Al liceo classico Lanza De Giorgi ha tenuto insieme all’assessore allo Sport Mimmo Di Molfetta e al giornalista sportivo Pino Autunno una lezione di vita e di sport ai ragazzi e alle ragazze delle classi ginnasiali.
“Foggia è stata una città importante per il mio percorso, qui ho studiato all’Isef, oggi Science Motorie”, ha detto in esordio il mister.

De Giorgi è pugliese, originario di Squinzano nel Salento. 64 anni, ex alzatore e regista della nazionale della “Generazione di Fenomeni” di Julio Velasco, con 330 presenze in nazionale, ha vinto 3 mondiali ed è stato definito appunto l’eroe dei tre mondi per aver vinto in tre continenti diversi.
4 world leagues, collare d’oro come atleta, dal 2021 è commissario tecnico della nazionale e subito vince il titolo europeo.
Dal 2019 è anche professore di Teoria e Tecnica didattica degli sport di squadra all’Unifg. Nel 2025 da allenatore arriva il titolo nazionale nelle Filippine contro la squadra bulgara.

È l’unico giocatore al mondo ad aver 5 titoli mondiali di pallavolo. “Ho giocato per 17 anni ad alto livello. La parte delle vittorie è sempre interessante, ma la cosa che spesso dico è che sicuramente sono una persona che ha ottenuto successi con continuità, ma quante sconfitte ci sono dietro non lo dice mai nessuno. Dietro ogni vittoria c’è sempre stato un periodo tosto che ti mette alla prova.
La mia è una carriera vincente, ma tutte le vittorie sono nate da due o tre anni complicatissimi in cui ti fai mille domande”, ha detto agli studenti e studentesse.

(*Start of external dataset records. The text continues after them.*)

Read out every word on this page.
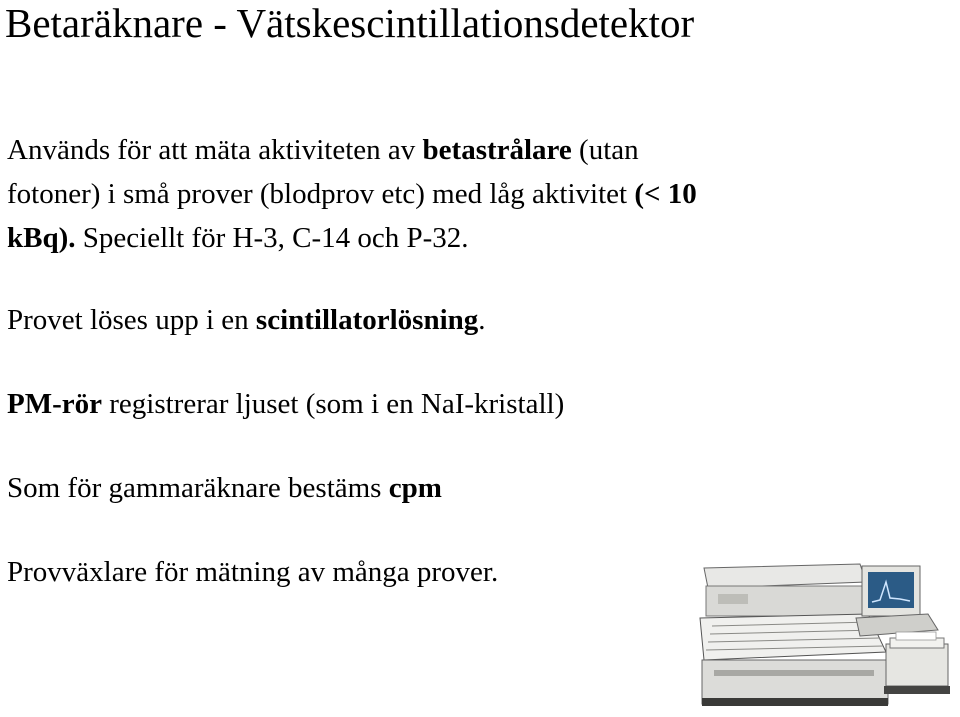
Betaräknare - Vätskescintillationsdetektor

Används för att mäta aktiviteten av betastrålare (utan
fotoner) i små prover (blodprov etc) med låg aktivitet (< 10
kBq). Speciellt för H-3, C-14 och P-32.

Provet löses upp i en scintillatorlösning.

PM-rör registrerar ljuset (som i en NaI-kristall)

Som för gammaräknare bestäms cpm

Provväxlare för mätning av många prover.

Quella nazionale in cui ha giocato ha sdoganato la pallavolo in Italia negli anni Novanta. De Giorgi ha raccontato con grande generosità la sua storia, le difficoltà, l’essere un giocatore non troppo alto in uno sport di giganti, che è riuscito a scalare vette inimmaginabili.
“Siamo stati definiti Generazione di Fenomeni, che è una bella definizione giornalistica ma non racconta tutto il percorso. Ci sono stati anni di grande lavoro. Andrea Giani era l’unico fenomeno, noi avevamo il nostro talento ma abbiamo lavorato tantissimo. C’era talento e carattere, ma c’è stato una quantità di lavoro micidiale. Siamo stati una Generazione di Minatori. Uno deve riconoscere la sua passione, ero un ragazzo salentino che giocava a calcio, che andava male come tanti a scuola e che ha voluto provare un altro sport del mio paese. La squadra di volley era in serie B, potevo allenarmi 3 volte a settimane, ho iniziato ad allenarmi e mi sono innamorato di questo sport. Ho iniziato a giocare e studiare. Mi rendevo conto di essere bravo, ma non ero alto. Mi dicevano sì è bravo ma se avesse qualche centimetro in più…se avesse 5 cm in più. È una frase che mi hanno detto fino in nazionale, dove ci sono arrivato un pochino tardi a 25 anni. Le persone guardano e giudicano sempre quello che vi manca. Io potevo smettere di giocare, perché quando ti dicono che ti mancano i centimetri hai il più grande alibi. Avevo una grande passione e avevo la fissa per la serie A, possono fermarmi 5 centimetri? Sotto rete facevo fatica, era il mio punto critico. Facevo coreografia.
Quanti punti può perdere la mia squadra a muro? 8 punti? io con tutto il resto devo fargliene guadagnare 9.  Uno in più . Non è una questione di perfezione, ma di equilibri vincenti. Non sarà mai niente a posto, non ci saranno mai situazioni perfette. Ho imparato tutto sulla mia pelle. Guardavo quello che c’era e non quello che manca. Qual è il potenziale? Bisogna fare il massimo sempre, con quello che hai”.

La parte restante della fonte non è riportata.